One of the most efficient ways to make your office more comfortable is also by taking breaks and stretching. Studies show that workers who take regular ten minute stretch sessions have less back pain than those who don’t, so it’s important for both health reasons as well as because sitting down all day can eventually lead to serious conditions such as repetitive strain injury (RSI). You should try break rooms or standing up at times throughout each workday–even if you feel fine.
Why you should try kneeling at work
Kneeling at work is a great way to stay productive and spend less time on your feet. It has been shown that kneeling during meetings reduces physical strain, blood pressure levels in the body increase while sitting down which can lead to better mental clarity for workers.
Kneeling is also advantageous since it improves blood flow by increasing pressure around vital organs such as your brain, heart, and lungs, making you feel more refreshed after getting up from these postures.
So instead of sitting down at work, try kneeling or squatting over a pillow. You’ll be far more comfortable than if you were to sit in an office chair all day long and your mind will thank you for it.
Tips for making the transition from sitting to kneeling
It’s never easy making the switch from sitting all day at your desk, but it can be done. Here are some tips for getting started:
- Take small steps by moving just one foot in front of you while standing up right now; don’t worry about how long or short this takes-just try not fall down.
- Move both feet forward until there is space between yourself and whatever object may have been blocking access–this could mean taking a few extra strides if needed.
- Put both hands on either side like someone offering support underneath their knees; kneeling with your feet on the ground is possible.
- If you’re still having trouble, there are even kneeling chairs available for purchase that can help make this transition easier.
There are several advantages you may get from making the transition from sitting at your desk all day. Not only will this adjustment help blood flow and decrease back pains in the future, but for people who tend to hunch over their computers because of chronic discomfort with hunched postures like sciatica, it will also aid in reducing such uncomfortable positions.
So, what’s keeping us from doing it?
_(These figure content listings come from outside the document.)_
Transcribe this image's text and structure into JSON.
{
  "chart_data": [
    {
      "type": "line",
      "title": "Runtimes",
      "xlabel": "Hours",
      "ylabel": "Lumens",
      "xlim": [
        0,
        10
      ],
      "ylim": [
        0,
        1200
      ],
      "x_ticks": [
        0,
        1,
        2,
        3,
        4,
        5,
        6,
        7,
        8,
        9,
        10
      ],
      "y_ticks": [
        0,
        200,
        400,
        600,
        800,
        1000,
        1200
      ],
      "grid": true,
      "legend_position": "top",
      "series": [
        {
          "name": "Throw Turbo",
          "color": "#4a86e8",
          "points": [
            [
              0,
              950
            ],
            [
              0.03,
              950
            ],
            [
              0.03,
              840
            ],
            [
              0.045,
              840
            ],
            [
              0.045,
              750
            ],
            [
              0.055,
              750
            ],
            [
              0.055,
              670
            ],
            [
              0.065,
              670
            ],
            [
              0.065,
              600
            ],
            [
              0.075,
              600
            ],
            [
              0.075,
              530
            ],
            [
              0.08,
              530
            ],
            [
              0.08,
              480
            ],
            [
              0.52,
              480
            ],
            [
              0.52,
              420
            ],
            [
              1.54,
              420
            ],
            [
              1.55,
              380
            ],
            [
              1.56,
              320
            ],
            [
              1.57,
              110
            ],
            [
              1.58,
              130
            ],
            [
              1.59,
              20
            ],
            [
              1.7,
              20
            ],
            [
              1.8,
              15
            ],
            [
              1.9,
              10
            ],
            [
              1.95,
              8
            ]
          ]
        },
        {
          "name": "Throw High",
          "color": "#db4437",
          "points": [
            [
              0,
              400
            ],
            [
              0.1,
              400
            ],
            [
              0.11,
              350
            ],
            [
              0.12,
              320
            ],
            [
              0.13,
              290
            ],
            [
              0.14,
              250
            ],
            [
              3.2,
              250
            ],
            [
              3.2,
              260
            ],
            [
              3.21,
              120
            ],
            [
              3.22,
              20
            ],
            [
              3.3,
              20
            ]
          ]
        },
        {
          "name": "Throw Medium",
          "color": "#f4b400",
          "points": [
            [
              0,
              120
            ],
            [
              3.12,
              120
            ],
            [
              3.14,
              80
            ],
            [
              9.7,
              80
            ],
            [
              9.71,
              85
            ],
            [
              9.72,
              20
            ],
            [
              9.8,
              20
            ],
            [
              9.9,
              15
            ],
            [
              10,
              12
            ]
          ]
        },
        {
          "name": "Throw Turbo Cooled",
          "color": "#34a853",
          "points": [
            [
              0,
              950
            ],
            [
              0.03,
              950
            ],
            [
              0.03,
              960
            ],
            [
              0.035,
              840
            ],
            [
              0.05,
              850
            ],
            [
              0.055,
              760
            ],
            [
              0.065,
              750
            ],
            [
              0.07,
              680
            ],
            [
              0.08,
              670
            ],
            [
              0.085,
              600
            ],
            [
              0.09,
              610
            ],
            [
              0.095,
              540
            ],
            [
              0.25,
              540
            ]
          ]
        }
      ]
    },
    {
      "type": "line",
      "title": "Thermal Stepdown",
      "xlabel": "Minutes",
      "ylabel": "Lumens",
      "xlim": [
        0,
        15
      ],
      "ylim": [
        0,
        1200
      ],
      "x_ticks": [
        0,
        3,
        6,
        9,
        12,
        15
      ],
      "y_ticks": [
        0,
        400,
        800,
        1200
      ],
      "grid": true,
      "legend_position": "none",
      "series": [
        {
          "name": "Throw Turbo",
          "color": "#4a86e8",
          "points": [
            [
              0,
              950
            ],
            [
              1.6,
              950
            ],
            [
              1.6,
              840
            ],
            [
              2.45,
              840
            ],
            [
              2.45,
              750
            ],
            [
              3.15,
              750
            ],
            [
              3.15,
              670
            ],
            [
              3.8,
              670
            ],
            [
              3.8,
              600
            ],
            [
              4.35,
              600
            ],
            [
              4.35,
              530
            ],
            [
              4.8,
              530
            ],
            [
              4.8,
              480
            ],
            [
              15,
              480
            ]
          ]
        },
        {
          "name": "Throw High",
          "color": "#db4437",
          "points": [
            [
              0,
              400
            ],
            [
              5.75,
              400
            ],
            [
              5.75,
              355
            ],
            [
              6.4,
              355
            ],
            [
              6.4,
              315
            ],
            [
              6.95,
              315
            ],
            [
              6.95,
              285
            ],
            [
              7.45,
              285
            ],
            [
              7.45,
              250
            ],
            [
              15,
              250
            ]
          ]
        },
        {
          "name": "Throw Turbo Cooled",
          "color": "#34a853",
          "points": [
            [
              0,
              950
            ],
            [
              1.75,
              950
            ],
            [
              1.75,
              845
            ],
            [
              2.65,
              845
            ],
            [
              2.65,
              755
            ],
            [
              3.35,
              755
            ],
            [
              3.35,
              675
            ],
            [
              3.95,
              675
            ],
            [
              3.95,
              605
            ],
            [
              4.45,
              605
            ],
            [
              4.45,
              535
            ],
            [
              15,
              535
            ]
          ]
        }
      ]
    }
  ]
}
Some may be concerned that the drawbacks outweigh any potential advantages (and I wouldn’t disagree), but even if standing all day wasn’t an option, most days of sitting at a desk aren’t either – so why not try kneeling before giving up entirely.
Recommendations on what type of mat or cushion is best for kneeling at work
There are a few different types of kneeling pads and cushions to choose from:
- there is carpet for hard surfaces like wood floors as well as fabric materials with padding on top which makes it softer but takes up more space when storing away after use or washing
- then you can consider an inflatable cushion that cradles your knees nicely while still giving off enough support through its built-in air pump system (which requires no batteries)
It’s critical to select the suitable mat or cushion for kneeling at work. Make sure you know which position is most comfortable, but also keep in mind how much space your desk provides.
These recommendations will help keep those joints healthy during long periods at work.
Kneeling Desks
Kneeling desks have been a great idea for decades. They allow you to keep your back healthy while also spending time working on the floor and being less self-conscious about what’s going underneath us.
Knee-to-ground kneeling is an effective exercise technique because it allows you rest while maintaining correct posture without hunching over or sprawling out in front of your desk all day long. With this position taken care off both physically and mentally, you’re free to focus solely on work without having any more burdens placed upon yourself than necessary.
Kneeling desks are a great alternative to kneeling pads, pillows and/or cushions, but if you have the space for one–it’s definitely going to be worth it.